This is a fork of ijava-binder project for teaching there Java courses CSC 170, CSC 176, and CSC 276 at Le Moyne College, Spring 2020. Although CSC 276 is more of a project-based class, I will not need to demo a lot of code pieces, I found that I can use Jupyter to write my slides.
All student can view my Jupyter notebook by clicking the binder badge in the following.
Please understand that I am not a native writer, and due to my limited time working on this, I won't have a time to proofread all my materials. You can help by contributing to this repository. It is OUR project.
Lastly, thank you for taking the journey with me!
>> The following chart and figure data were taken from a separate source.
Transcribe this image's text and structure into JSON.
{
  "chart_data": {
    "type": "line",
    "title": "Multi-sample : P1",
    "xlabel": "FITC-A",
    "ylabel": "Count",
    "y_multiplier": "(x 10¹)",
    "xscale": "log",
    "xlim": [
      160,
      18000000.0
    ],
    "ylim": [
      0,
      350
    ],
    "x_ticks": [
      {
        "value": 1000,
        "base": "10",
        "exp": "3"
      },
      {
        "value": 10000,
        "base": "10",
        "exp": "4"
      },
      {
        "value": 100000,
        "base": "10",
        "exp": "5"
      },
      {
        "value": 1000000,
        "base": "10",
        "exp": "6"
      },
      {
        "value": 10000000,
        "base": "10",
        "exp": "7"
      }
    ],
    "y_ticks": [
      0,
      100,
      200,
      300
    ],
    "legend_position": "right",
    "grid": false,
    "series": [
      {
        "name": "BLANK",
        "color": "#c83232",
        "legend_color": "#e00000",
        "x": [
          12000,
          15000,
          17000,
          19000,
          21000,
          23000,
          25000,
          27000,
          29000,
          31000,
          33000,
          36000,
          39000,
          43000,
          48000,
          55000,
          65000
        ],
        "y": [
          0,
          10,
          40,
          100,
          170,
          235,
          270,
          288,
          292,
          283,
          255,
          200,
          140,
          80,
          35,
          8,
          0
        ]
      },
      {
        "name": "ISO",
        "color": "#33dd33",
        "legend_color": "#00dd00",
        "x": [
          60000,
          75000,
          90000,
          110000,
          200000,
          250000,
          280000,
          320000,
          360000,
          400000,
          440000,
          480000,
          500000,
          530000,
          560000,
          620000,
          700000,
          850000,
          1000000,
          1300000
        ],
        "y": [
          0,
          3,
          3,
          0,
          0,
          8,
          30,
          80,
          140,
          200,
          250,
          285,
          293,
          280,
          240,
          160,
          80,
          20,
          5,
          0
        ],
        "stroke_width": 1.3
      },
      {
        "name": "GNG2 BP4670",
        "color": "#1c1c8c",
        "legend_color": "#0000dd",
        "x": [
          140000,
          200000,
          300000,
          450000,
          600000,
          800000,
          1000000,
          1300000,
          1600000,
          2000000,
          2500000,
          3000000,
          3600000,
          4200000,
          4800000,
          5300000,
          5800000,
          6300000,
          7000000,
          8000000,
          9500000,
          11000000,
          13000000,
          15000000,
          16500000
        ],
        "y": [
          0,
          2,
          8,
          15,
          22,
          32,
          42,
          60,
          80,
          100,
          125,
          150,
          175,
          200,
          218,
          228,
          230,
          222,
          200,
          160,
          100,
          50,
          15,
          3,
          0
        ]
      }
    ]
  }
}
The original ijava-binder goes below.
A Binder compatible repository to try out the IJava kernel with just a web browser. Depending on if the docker image is already built, spawning the notebook may take some time and so please be patient with it.
In the future this repository may be populated with more example notebooks but it mainly serves to meet the requirements for using the Binder service to play around with the IJava kernel.
Notebook Source Repository | Try online |
---|---|
https://github.com/michaelmior/calcite-notebooks | |
https://github.com/inspire99/vavr-notebook | |
https://github.com/padreati/rapaio-notebooks |
If you are writing Jupyter notebooks in Java and publishing them on GitHub you are more than welcome (and encouraged!) to take any scripts from here and add them to your repository so that visitors may try out your notebooks without any installation.
Likely all that is needed is the Dockerfile
at the top level of your repo and the requirements.txt
to use the same versions for jupyter packages. Then add some badges from https://mybinder.readthedocs.io/en/latest/howto/badges.html to your README
and everything should be good to go! If you have a repository with IJava notebooks, please feel free to open a PR (or raise an issue) adding a link in the list above.
The requirements.txt
is generated from a working installation with pipdeptree -f --warn silence -p jupyter,jupyterlab | sed 's/^\s*//' | sort | uniq
which should pin down all related library versions.